Lagarde, Bce determinata ad assicurare stabilità prezzi

'Aumentati rischi inflazione, al 2% entro 2023'. Segui la diretta

Redazione ANSA

BRUXELLES - "Negli ultimi vent'anni la Bce ha assicurato la stabilità dei prezzi, con un tasso di inflazione medio dell'1,7 per cento dall'inizio del 1999. Siamo determinati a continuare a farlo". Lo ha detto la presidente della Banca centrale europea, Christine Lagarde, nel corso di un'audizione alla commissione per gli Affari economici del Parlamento europeo.

"Rispetto alle nostre aspettative in dicembre i rischi sulle prospettive inflazionistiche aumentano", ha spiegato Lagarde, aggiungendo che, secondo gli indicatori di lungo periodo, "l'inflazione tornerà al 2% entro il 2023 e dovrebbe restare attorno a questa quota successivamente". "La prospettiva per l'inflazione è incerta, è probabile rimanga elevata più a lungo di quanto atteso precedentemente, ma che declini nel corso di quest'anno",  "i prezzi dell'energia continuano ad essere la principale causa dell'elevato tasso di inflazione", ha concluso.

Secondo la presidente della Bce, "l'impatto economico dell'attuale ondata pandemica sembra essere meno dannoso delle precedenti. Inoltre le strozzature" nelle forniture "persisteranno ancora un po' ma ci sono segnali che potrebbero cominciare a diminuire. Ciò permetterà all'economia di riprendersi con forza entro la fine dell'anno". Lagarde ha infatti ricordato come dati recenti confermino che la crescita trimestrale sia rallentata allo 0,3 per cento nell'ultimo trimestre del 2021, il che avrebbe comunque consentito al Pil di riprendersi al livello pre-pandemia. "Il moderato slancio della crescita è il risultato principalmente della rapida diffusione della variante Omicron", ha spiegato sottolineando che, se da un lato le incertezze legate alla pandemia "sono leggermente diminuite, dall'altro "le tensioni geopolitiche sono aumentate e i costi dell'energia persistentemente elevati potrebbero esercitare un freno più forte del previsto su consumi e investimenti".

Per quanto riguarda i tassi Lagarde assicura che non si verificherà un aumento prima del termine degli acquisti netti della Bce di asset, sottolineando che "ci sono tre condizioni che dovranno essere soddisfatte" prima che vi sia "sufficiente fiducia" che "un'inclinazione del nostro tasso di riferimento sia appropriata. Tutte e tre le condizioni sono intese come salvaguardie contro un aumento prematuro dei tassi di interesse". "Qualsiasi adeguamento alla nostra politica sarà graduale".

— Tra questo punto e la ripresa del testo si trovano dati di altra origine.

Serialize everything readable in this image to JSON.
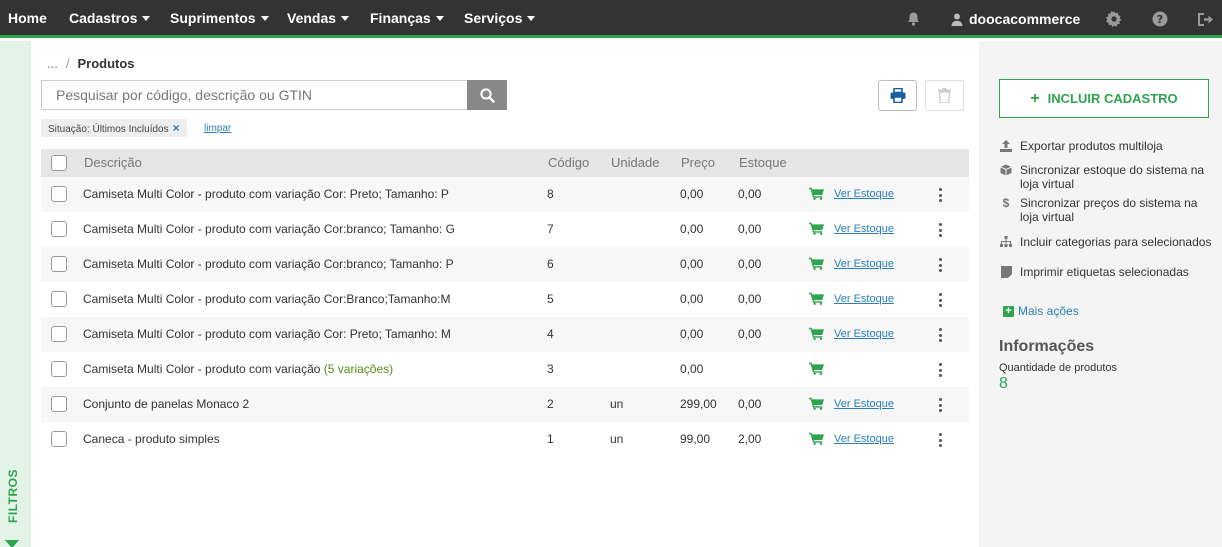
{
  "nav": {
    "items": [
      {
        "label": "Home",
        "dropdown": false
      },
      {
        "label": "Cadastros",
        "dropdown": true
      },
      {
        "label": "Suprimentos",
        "dropdown": true
      },
      {
        "label": "Vendas",
        "dropdown": true
      },
      {
        "label": "Finanças",
        "dropdown": true
      },
      {
        "label": "Serviços",
        "dropdown": true
      }
    ],
    "user": "doocacommerce",
    "accent_color": "#2ea44f"
  },
  "filters_bar": {
    "label": "FILTROS"
  },
  "breadcrumb": {
    "ellipsis": "...",
    "current": "Produtos"
  },
  "search": {
    "placeholder": "Pesquisar por código, descrição ou GTIN",
    "value": ""
  },
  "active_filter": {
    "chip": "Situação: Últimos Incluídos",
    "clear": "limpar"
  },
  "table": {
    "headers": {
      "descricao": "Descrição",
      "codigo": "Código",
      "unidade": "Unidade",
      "preco": "Preço",
      "estoque": "Estoque"
    },
    "ver_estoque_label": "Ver Estoque",
    "rows": [
      {
        "descricao": "Camiseta Multi Color - produto com variação Cor: Preto; Tamanho: P",
        "variacoes": "",
        "codigo": "8",
        "unidade": "",
        "preco": "0,00",
        "estoque": "0,00",
        "ver_estoque": true
      },
      {
        "descricao": "Camiseta Multi Color - produto com variação Cor:branco; Tamanho: G",
        "variacoes": "",
        "codigo": "7",
        "unidade": "",
        "preco": "0,00",
        "estoque": "0,00",
        "ver_estoque": true
      },
      {
        "descricao": "Camiseta Multi Color - produto com variação Cor:branco; Tamanho: P",
        "variacoes": "",
        "codigo": "6",
        "unidade": "",
        "preco": "0,00",
        "estoque": "0,00",
        "ver_estoque": true
      },
      {
        "descricao": "Camiseta Multi Color - produto com variação Cor:Branco;Tamanho:M",
        "variacoes": "",
        "codigo": "5",
        "unidade": "",
        "preco": "0,00",
        "estoque": "0,00",
        "ver_estoque": true
      },
      {
        "descricao": "Camiseta Multi Color - produto com variação Cor: Preto; Tamanho: M",
        "variacoes": "",
        "codigo": "4",
        "unidade": "",
        "preco": "0,00",
        "estoque": "0,00",
        "ver_estoque": true
      },
      {
        "descricao": "Camiseta Multi Color - produto com variação",
        "variacoes": "(5 variações)",
        "codigo": "3",
        "unidade": "",
        "preco": "0,00",
        "estoque": "",
        "ver_estoque": false
      },
      {
        "descricao": "Conjunto de panelas Monaco 2",
        "variacoes": "",
        "codigo": "2",
        "unidade": "un",
        "preco": "299,00",
        "estoque": "0,00",
        "ver_estoque": true
      },
      {
        "descricao": "Caneca - produto simples",
        "variacoes": "",
        "codigo": "1",
        "unidade": "un",
        "preco": "99,00",
        "estoque": "2,00",
        "ver_estoque": true
      }
    ]
  },
  "sidebar": {
    "incluir_button": "INCLUIR CADASTRO",
    "actions": [
      {
        "label": "Exportar produtos multiloja",
        "icon": "upload-icon"
      },
      {
        "label": "Sincronizar estoque do sistema na loja virtual",
        "icon": "cube-icon"
      },
      {
        "label": "Sincronizar preços do sistema na loja virtual",
        "icon": "dollar-icon"
      },
      {
        "label": "Incluir categorias para selecionados",
        "icon": "sitemap-icon"
      },
      {
        "label": "Imprimir etiquetas selecionadas",
        "icon": "tag-icon"
      }
    ],
    "mais_acoes": "Mais ações",
    "info_title": "Informações",
    "info_label": "Quantidade de produtos",
    "info_count": "8"
  }
}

"A marzo le proiezioni degli esperti della Bce forniranno una valutazione aggiornata, tenendo conto dei dati più recenti" e ciò "aiuterà il Consiglio direttivo a valutare meglio le implicazioni delle cifre sorprendentemente elevate sull'inflazione di dicembre e gennaio per le prospettive a medio termine", ha detto Lagarde. "I rischi sull'inflazione sono proiettati verso l'alto nel breve termine. I numeri di dicembre e gennaio che sono stati sorprendentemente alti per tutti vanno presi per indicare la strada a medio termine. L'inflazione nelle circostanze attuali può avere un effetto duplice. Per più del 50% l'inflazione è spinta dai prezzi dell'energia, dove ci sono strozzature molto importanti. Quindi da un lato ci può essere una spinta dei prezzi verso l'alto ma dall'altro ci può essere di contenimento sui consumi e gli investimenti", ha spiegato.